Methods: Participants are pregnant and postpartum women who received psychiatric services at two treatment locations affiliated with Brown University School of Medicine. In addition to the Edinburgh Postnatal Depression Scale collected at intake, 2 reviewers used a Case Record Form to record relevant data regarding demographics, clinical diagnoses, psychiatric history, treatment administered, and discharge information.

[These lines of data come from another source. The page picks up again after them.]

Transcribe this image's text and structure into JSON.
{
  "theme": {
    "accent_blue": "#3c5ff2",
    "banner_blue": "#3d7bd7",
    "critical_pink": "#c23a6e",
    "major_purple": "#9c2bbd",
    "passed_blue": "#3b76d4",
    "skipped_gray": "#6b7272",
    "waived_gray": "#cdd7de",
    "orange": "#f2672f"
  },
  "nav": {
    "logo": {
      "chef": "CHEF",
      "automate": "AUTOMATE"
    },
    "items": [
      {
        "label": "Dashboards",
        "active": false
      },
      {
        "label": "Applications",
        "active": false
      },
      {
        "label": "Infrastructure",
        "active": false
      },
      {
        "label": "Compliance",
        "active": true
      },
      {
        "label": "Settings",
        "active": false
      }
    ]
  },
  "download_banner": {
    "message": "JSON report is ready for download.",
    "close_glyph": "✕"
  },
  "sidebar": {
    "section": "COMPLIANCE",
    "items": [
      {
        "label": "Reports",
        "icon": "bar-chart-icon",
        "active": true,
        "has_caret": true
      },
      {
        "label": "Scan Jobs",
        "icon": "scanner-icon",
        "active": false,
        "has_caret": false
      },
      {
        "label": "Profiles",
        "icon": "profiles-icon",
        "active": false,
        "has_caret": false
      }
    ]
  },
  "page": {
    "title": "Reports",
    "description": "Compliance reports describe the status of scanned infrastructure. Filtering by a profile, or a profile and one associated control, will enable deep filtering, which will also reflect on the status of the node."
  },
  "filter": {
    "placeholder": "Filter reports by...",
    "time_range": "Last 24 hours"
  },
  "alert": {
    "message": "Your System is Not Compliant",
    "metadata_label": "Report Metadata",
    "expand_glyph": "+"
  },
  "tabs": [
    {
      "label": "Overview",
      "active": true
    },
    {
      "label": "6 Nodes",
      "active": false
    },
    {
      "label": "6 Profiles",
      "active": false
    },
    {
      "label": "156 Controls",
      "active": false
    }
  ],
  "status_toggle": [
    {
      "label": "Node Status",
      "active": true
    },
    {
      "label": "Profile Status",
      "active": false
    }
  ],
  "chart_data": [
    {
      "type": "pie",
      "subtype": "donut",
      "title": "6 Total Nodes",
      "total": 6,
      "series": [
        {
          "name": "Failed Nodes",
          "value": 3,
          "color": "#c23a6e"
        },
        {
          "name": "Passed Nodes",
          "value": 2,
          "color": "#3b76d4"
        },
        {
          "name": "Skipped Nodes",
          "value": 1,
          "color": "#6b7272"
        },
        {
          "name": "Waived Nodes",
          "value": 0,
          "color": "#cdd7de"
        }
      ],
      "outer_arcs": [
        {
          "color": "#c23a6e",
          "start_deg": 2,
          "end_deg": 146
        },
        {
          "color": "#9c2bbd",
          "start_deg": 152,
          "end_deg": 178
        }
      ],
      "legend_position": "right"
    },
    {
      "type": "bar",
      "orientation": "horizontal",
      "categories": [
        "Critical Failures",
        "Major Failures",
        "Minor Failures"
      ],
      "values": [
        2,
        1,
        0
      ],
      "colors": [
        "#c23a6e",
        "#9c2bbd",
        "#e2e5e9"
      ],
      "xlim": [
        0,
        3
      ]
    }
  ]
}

Results: Approximately 500 records will ultimately be reviewed. Based on our existing sample, the majority of women seeking psychiatric services during pregnancy and postpartum (over 80%) were diagnosed with Major Depressive Disorder. Roughly 1/3 also carry a co-morbid Axis I diagnosis, typically substance abuse or an anxiety disorder. Many reported a prior history of mental health and/or substance abuse problems; however, for about 30% of these women, this is their first contact with the mental health system. Consistent with prior research, this study found that family problems are very common among childbearing women seeking psychiatric services. Three-fourths of women reported problems in their current family system, most commonly lack of emotional and instrumental support from the partner. Although many women (74%) were open to pharmacologic treatment, a sizable percentage of pregnant women and postpartum breastfeeding women are not comfortable taking medications.

Preliminary conclusions and treatment implications: Current family problems should be carefully assessed and, when appropriate, targeted during treatment. Axis I disorders often co-morbid with MDD, such as substance abuse and anxiety, should also be carefully assessed and treated. Because many pregnant and breastfeeding women are reluctant to use pharmacologic treatments, a wider range of empirically-supported psychosocial treatments should be developed and made available for this population.